BT Group PLC (LON:BT.A) is to release an “uneventful” update on 31 January, analysts at Berenberg believe, although they expressed their support of the work so far of the telecom group's chief executive, Philip Jansen as he approaches the first anniversary of having taken the helm.
The German investment bank's analysts expect BT's revenue and underlying earnings (EBITDA) for the third quarter to decline by 1.7% and 3.7% respectively.
February 1 will mark Jansen's first year of tenure, and the analysts said they think he has been “very visible, energetic”, but believe he could have gone “further and faster in taking control of the narrative around fibre”.
The analysts noted that Jansen increased employee engagement by giving every member of staff £500 in shares and positively navigated the UK political turmoil last year by engaging with both the Conservatives and Labour.
Moreover, none of his executive committee have left since he started, the analysts added in a note to clients.

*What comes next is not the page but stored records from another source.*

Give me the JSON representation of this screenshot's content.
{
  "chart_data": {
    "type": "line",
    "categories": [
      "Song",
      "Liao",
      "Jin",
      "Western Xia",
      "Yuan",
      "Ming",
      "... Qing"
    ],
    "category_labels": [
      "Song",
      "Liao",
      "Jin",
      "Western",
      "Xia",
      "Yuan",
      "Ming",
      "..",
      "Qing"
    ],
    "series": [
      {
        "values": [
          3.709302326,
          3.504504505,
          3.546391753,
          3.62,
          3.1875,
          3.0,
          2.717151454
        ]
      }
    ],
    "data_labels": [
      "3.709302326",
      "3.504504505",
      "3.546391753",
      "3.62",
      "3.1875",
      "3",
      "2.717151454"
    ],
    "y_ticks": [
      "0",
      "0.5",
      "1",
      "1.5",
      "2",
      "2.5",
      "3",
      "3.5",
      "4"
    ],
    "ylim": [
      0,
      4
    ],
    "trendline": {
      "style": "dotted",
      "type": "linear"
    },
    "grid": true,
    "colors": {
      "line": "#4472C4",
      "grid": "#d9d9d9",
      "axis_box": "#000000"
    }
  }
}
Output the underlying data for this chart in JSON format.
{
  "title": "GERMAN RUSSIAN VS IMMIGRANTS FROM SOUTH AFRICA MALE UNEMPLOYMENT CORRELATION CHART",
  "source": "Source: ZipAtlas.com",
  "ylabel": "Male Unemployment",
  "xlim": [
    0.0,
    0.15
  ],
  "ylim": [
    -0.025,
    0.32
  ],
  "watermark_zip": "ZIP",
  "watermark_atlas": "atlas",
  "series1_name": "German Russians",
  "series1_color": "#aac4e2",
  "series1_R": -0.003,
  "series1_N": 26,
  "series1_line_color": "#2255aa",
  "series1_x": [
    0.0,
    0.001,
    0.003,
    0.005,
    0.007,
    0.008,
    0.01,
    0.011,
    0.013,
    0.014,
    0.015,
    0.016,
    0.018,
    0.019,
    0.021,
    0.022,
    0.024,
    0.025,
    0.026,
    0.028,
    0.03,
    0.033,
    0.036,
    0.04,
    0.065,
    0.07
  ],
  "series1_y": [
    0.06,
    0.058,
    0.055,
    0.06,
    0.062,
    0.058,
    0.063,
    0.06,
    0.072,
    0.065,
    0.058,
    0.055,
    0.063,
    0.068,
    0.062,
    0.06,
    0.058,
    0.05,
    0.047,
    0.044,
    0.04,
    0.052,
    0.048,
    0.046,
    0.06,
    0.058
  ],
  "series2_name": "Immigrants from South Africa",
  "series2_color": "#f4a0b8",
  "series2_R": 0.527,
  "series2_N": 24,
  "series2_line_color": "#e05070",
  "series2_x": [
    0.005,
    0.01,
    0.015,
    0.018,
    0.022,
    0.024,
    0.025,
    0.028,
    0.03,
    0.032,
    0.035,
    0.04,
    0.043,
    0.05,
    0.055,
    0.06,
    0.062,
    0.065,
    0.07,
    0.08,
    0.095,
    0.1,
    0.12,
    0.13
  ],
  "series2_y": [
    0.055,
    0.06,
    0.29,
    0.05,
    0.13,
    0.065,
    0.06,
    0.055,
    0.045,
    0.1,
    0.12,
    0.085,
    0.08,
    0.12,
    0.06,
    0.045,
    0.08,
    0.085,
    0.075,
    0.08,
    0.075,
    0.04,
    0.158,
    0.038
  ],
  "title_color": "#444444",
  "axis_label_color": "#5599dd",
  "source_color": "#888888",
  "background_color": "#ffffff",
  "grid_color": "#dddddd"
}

However, they think the FTSE 100-listed firm could have made a larger, longer-term commitment to Ofcom’s regulatory framework for full-fibre broadband after the March consultation.
The analysts noted that a new meeting this month will provide further clarity, and BT could take a stance in its full-year results in May even though it would hit the group's share price.
Berenberg reiterated a ‘hold’ rating on BT with a 220p price target. The shares were trading 2% lower at 181.28p on Monday.